Quel fil allez-vous tirer, tisser pour  ce Stabat Mater de Pergolèse?

Quand je commence un travail, je ne veux pas avoir une idée intellectuelle en guise d’armure ou de protection. J’écoute la musique encore et encore jusqu’à perdre mes points d’appui, mes références,  le savoir-faire du métier. Par cette écoute répétitive, les mailles du tissu s’élargissent, cela devient une pure abstraction. Comme lorsqu’on s’approche d’une page blanche, on se rapproche jusqu’à ce que la page disparaisse. À partir de ce moment, vous pouvez laisser courir quelques pensées et essayer d’avoir une idée. Je fais cela pour éviter de tomber dans l’illustration, qui est la pire chose qui soit.

C’est extraordinaire de voir comment ce Stabat Mater de Pergolèse parvient à nous capturer, à surmonter nos barrières de protection, pour nous ouvrir et nous pénétrer. Marie n’est pas un personnage, elle est muette. Cela fait partie de la tradition chrétienne. La scène de la mère au pied de la croix est distante. Les locuteurs sont deux observateurs. On pourrait dire que nous sommes comme au pied de la croix et après le drame vécu par les deux narrateurs, il est très beau que le poète Jacopone da Todi imagine ce dialogue entre eux. Ils observent la douleur de la mère, puis, à travers elle ils regardent la croix et la douleur du Christ. C’est une sorte de triangulation de la douleur. À travers cette douleur on entre dans une forme de catharsis qui rappelle combien l’art et la religion sont nés main dans la main. Combien le théâtre est lié à la religion.

Expliquez-nous…

La tragédie naît au moment où le sacrifice entre en crise. Le théâtre grec qui est notre matrice est né de cette crise radicale avec les cieux. Les dieux sont morts, et c’est pour cela qu’il y a du théâtre. D’un point de vue anthropologique, l’œuvre de René Girard soutient que la mort du Christ rompt complètement avec le rapport au sacrifice. Ainsi en Occident, un sacrifice n’est plus possible à juste titre, car Dieu est mort. Et s’il existe de nouvelles formes de divinité, ces dernières ne demandent pas de sacrifice mais une forme d’adhésion totale. Ensuite, évoquer René Girard c’est forcément parler de sa théorie anthropologique fondée sur l’exclusion-sacralisation du bouc émissaire. En focalisant son attention sur l’aspect le plus énigmatique du sacré, cet auteur génial (de La Violence et le sacré, 1972) montre que l’immolation d’une victime sacrificielle, attestée dans presque toutes les traditions religieuses et la littérature mythologique, sert à apaiser la guerre de tous contre tous. Le problème, c’est que nous avons oublié ces phénomènes, nous avons aussi oublié  le sacrifice.

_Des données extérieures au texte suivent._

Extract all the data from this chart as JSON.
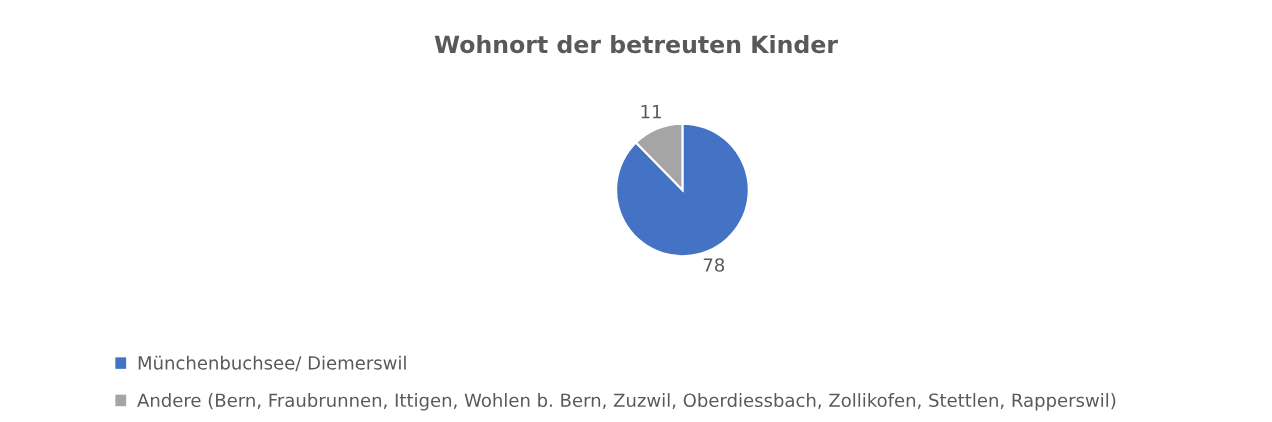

Le théâtre grec qui est notre matrice est né de cette crise radicale avec les cieux. Les dieux sont morts, et c’est pour cela qu’il y a du théâtre


Romeo Castellucci s’est fait une spécialité de la mise en scène d’œuvres musicales qui n’ont pas été écrites pour la scène, tel l’oratorio d’Alessandro Scarlatti Il primo omicidio présenté au Staatsoper de Berlin en 2019. — © Martin Müller /  IMAGO Romeo Castellucci s’est fait une spécialité de la mise en scène d’œuvres musicales qui n’ont pas été écrites pour la scène, tel l’oratorio d’Alessandro Scarlatti Il primo omicidio présenté au Staatsoper de Berlin en 2019. — © Martin Müller /  IMAGO

Le Stabat Mater sera donné dans  la Cathédrale Saint-Pierre à Genève.  Est-ce un lieu plus délicat qu’une scène  de théâtre?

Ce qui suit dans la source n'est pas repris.